Transits and occultations of Jupiter’s moons are also always interesting to watch. The variation in the timing of these events at differing distances led Danish astronomer Ole Rømer to make the first attempts at measuring the speed of light in 1676.

Europa just beginning to cast a shadow off to one side shortly after opposition on January 8th at 7:30PM EST. (Created by the author using Stellarium).
Europa just beginning to cast a shadow off to one side shortly after opposition on January 8th at 7:30 PM EST. (Created by the author using Starry Night).

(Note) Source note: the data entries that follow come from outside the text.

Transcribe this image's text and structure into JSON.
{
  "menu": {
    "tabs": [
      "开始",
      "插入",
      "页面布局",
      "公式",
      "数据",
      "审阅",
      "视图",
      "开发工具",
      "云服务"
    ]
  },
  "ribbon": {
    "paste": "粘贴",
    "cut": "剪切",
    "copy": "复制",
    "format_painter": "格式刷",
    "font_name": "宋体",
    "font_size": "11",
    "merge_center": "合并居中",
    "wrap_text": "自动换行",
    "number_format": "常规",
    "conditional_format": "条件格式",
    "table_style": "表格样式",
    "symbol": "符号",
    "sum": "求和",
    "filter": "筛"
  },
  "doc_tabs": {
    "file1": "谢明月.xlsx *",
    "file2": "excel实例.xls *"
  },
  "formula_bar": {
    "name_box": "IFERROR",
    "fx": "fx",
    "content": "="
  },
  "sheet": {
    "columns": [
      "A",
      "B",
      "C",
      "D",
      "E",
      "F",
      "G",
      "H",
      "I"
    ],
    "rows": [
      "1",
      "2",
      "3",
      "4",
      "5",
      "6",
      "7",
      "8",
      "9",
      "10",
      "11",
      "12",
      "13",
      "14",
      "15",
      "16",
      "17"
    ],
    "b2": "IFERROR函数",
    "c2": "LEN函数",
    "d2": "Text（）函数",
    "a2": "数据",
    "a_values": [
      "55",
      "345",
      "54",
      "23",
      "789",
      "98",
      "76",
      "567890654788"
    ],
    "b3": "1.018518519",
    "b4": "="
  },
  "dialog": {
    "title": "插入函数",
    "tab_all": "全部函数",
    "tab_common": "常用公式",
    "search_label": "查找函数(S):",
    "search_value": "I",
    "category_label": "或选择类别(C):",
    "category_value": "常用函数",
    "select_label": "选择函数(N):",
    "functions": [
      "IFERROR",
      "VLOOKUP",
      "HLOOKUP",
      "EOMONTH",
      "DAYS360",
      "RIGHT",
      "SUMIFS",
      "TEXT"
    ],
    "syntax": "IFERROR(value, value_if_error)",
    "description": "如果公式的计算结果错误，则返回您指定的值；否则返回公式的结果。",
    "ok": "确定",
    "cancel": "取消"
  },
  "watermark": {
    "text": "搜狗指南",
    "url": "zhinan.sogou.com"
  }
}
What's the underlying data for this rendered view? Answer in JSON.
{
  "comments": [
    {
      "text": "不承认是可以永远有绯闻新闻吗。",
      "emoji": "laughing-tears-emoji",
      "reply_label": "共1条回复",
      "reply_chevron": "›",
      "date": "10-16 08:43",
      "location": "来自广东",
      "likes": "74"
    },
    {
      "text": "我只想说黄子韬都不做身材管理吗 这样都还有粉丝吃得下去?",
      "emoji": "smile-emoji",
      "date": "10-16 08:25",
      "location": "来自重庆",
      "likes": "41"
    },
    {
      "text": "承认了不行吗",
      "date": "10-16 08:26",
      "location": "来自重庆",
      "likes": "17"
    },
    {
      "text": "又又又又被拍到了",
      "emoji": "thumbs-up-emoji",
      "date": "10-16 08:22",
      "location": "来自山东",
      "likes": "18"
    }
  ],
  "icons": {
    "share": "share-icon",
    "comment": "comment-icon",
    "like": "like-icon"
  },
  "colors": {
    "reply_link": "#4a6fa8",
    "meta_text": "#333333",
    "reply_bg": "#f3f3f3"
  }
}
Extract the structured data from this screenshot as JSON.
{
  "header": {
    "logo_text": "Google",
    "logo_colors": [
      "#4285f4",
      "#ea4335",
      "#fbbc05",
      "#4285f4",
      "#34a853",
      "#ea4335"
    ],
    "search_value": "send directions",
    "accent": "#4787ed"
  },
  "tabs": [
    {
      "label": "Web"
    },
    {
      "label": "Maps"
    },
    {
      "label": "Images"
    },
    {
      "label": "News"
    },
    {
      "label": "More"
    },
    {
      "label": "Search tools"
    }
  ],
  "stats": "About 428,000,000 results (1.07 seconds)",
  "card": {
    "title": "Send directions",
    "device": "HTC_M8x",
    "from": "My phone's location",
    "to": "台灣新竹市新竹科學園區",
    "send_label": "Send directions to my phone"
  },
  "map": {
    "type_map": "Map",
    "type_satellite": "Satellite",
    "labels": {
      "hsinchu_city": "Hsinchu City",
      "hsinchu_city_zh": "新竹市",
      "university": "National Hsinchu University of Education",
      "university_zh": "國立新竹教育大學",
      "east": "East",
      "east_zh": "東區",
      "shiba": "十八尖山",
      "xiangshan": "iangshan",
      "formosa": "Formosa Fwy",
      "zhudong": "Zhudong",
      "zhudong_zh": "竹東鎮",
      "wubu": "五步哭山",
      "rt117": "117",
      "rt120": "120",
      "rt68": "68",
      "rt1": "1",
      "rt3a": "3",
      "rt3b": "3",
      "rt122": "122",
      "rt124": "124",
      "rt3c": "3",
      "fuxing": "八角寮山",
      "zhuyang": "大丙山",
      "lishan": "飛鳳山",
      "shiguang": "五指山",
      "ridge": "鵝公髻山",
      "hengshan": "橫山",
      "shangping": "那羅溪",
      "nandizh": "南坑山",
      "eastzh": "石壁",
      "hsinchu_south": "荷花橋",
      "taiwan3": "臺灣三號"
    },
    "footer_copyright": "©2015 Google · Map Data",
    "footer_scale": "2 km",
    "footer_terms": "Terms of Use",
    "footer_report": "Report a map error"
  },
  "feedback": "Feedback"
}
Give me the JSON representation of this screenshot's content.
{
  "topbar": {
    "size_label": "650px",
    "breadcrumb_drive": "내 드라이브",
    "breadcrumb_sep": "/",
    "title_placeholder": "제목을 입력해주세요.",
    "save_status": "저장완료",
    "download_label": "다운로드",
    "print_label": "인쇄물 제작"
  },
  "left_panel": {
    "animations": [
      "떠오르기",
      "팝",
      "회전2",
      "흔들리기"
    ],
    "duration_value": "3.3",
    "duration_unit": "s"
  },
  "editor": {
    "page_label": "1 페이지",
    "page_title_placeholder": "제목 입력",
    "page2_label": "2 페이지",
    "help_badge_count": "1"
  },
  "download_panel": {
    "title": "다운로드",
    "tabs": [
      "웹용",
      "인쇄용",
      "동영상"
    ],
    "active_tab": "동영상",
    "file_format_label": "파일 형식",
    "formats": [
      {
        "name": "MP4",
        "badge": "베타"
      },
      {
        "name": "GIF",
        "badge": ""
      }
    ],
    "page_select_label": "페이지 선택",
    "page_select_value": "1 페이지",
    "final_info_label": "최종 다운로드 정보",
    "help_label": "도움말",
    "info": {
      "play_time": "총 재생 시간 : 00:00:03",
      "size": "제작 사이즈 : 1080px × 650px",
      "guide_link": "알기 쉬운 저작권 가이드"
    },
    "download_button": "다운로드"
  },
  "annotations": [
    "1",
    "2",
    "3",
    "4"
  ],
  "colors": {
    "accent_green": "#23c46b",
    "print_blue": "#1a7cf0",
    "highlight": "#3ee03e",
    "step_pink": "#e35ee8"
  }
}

It’s interesting to note that Jupiter and its moons cast a shadow nearly straight back from our line of sight around opposition. You can see this change as the planet heads towards quadrature on April 1st, 2014 and Jupiter and its moons cast shadows off to one side. We’re also in the midst of a plane crossing, as the orbits of the Jovian moons appear edge-on to our line of sight in 2014 headed into early 2015. The outermost Jovian moon Callisto began a series of transits in 2013 and will continue to do so through 2014.

This is a great time to begin following all of the Jovian action, as we head into another exciting year of astronomy!